[PATCH v5 4/8] crash: generic crash hotplug support infrastructure

Baoquan He bhe at redhat.com
Mon Mar 28 18:10:34 PDT 2022


On 03/28/22 at 11:08am, Eric DeVolder wrote:
> Baoquan, a comment below.
> eric
> 
> On 3/24/22 09:37, Eric DeVolder wrote:
> > 
> > 
> > On 3/24/22 09:33, Baoquan He wrote:
> > > On 03/24/22 at 08:53am, Eric DeVolder wrote:
> > > > Baoquan,
> > > > Thanks, I've offered a minor correction below.
> > > > eric
> > > > 
> > > > On 3/24/22 08:49, Baoquan He wrote:
> > > > > On 03/24/22 at 09:38pm, Baoquan He wrote:
> > > > > > On 03/03/22 at 11:27am, Eric DeVolder wrote:
> > > > > > > This patch introduces a generic crash hot plug/unplug infrastructure
> > > > > > > for CPU and memory changes.
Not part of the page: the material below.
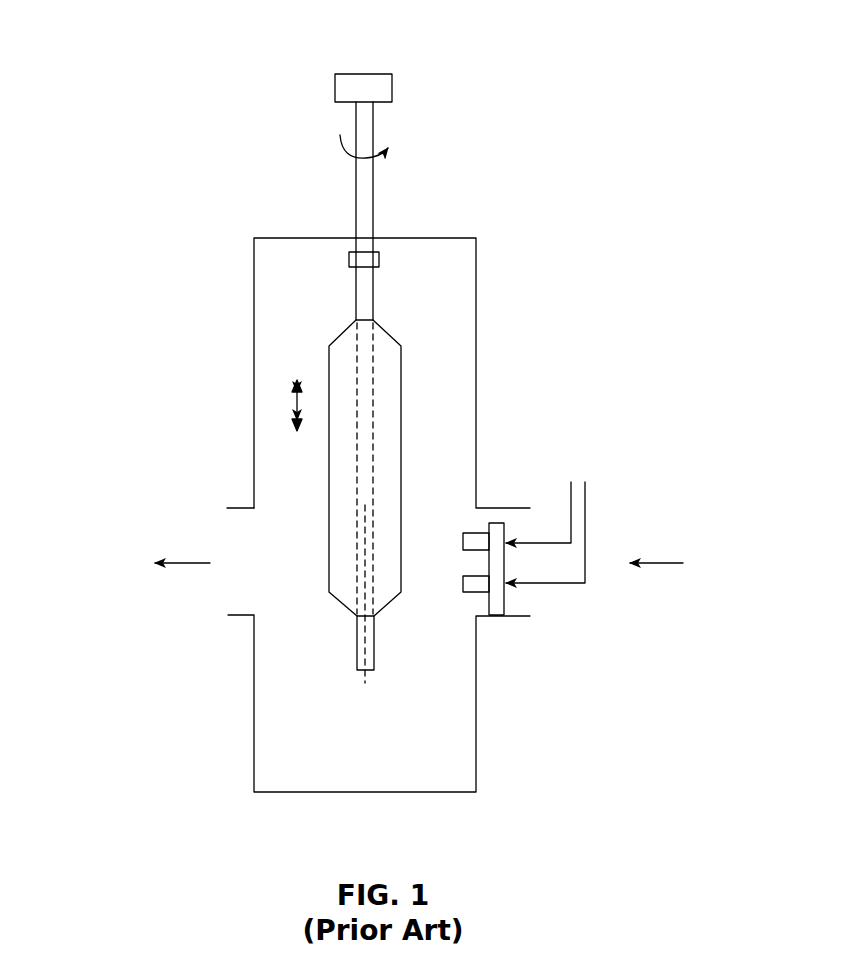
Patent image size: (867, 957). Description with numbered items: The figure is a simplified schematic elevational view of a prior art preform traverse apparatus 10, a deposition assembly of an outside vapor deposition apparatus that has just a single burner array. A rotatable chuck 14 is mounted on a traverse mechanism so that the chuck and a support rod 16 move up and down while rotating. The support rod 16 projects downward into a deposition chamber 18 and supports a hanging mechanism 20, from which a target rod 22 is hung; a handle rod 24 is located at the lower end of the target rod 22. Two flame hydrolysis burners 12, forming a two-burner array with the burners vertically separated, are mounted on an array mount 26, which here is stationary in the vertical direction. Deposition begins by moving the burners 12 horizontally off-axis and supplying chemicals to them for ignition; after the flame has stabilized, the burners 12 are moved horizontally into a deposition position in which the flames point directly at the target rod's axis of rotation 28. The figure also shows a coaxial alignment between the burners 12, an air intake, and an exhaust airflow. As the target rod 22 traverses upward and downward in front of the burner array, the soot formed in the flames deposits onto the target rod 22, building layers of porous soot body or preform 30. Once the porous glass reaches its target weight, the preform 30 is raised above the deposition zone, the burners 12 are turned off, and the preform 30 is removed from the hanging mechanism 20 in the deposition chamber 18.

Upon CPU and memory changes, a generic
> > > > > > > crash_hotplug_handler() obtains the appropriate lock, does some
> > > > > > > important house keeping and then dispatches the hot plug/unplug event
> > > > > > > to the architecture specific arch_crash_hotplug_handler(), and when
> > > > > > > that handler returns, the lock is released.
> > > > > > > 
> > > > > > > This patch modifies crash_core.c to implement a subsys_initcall()
> > > > > > > function that installs handlers for hot plug/unplug events. If CPU
> > > > > > > hotplug is enabled, then cpuhp_setup_state() is invoked to register a
> > > > > > > handler for CPU changes. Similarly, if memory hotplug is enabled, then
> > > > > > > register_memory_notifier() is invoked to install a handler for memory
> > > > > > > changes. These handlers in turn invoke the common generic handler
> > > > > > > crash_hotplug_handler().
> > > > > > > 
> > > > > > > On the CPU side, cpuhp_setup_state_nocalls() is invoked with parameter
> > > > > > > CPUHP_AP_ONLINE_DYN. While this works, when a CPU is being unplugged,
> > > > > > > the CPU still shows up in foreach_present_cpu() during the regeneration
> > > > > > > of the new CPU list, thus the need to explicitly check and exclude the
> > > > > > > soon-to-be offlined CPU in crash_prepare_elf64_headers().
> > > > > > > 
> > > > > > > On the memory side, each un/plugged memory block passes through the
> > > > > > > handler. For example, if a 1GiB DIMM is hotplugged, that generate 8
> > > > > > > memory events, one for each 128MiB memblock.
> > > > > > 
> > > > > > I rewrite the log as below with my understanding. Hope it's simpler to
> > > > > > help people get what's going on here. Please consider to take if it's
> > > > > > OK to you or adjust based on this. The code looks good to me.
> > > > > > 
> > > > > Made some tuning:
> > > > > 
> > > > > crash: add generic infrastructure for crash hotplug support
> > > > > 
> > > > > Upon CPU and memory changes, a generic crash_hotplug_handler() is added
> > > > > to dispatch the hot plug/unplug event to the architecture specific
> > > > > arch_crash_hotplug_handler(). During the process, kexec_mutex need be
> > > > > held.
> > > > > 
> > > > > To support cpu hotplug, one callback pair are registered to capture
> > > > > KEXEC_CRASH_HP_ADD_CPU and KEXEC_CRASH_HP_REMOVE_CPU events via
> > > > > cpuhp_setup_state_nocalls().
> > > > s/KEXEC_CRASH_HP_ADD}REMOVE_CPU/CPUHP_AP_ONLINE_DYN/ as the KEXEC_CRASH are the
> > > > names I've introduced with this patch?
> > > 
> > > Right.
> > > 
> > > While checking it, I notice hp_action which you don't use actually.
> > > Can you reconsider that part of design, the hp_action, the a, b
> > > parameter passed to handler?
> > 
> > Sure I can remove. I initially put in there as this was generic
> > infrastructure and not sure if it would benefit others.
> > eric
> > 
> 
> Actually, I will keep the hp_action as the work by Sourabh Jain for PPC uses
> the hp_action. I'll drop the a and b.

Sounds great.

> 
> Also, shall I post v6, or are you still looking at patches 7 and 8?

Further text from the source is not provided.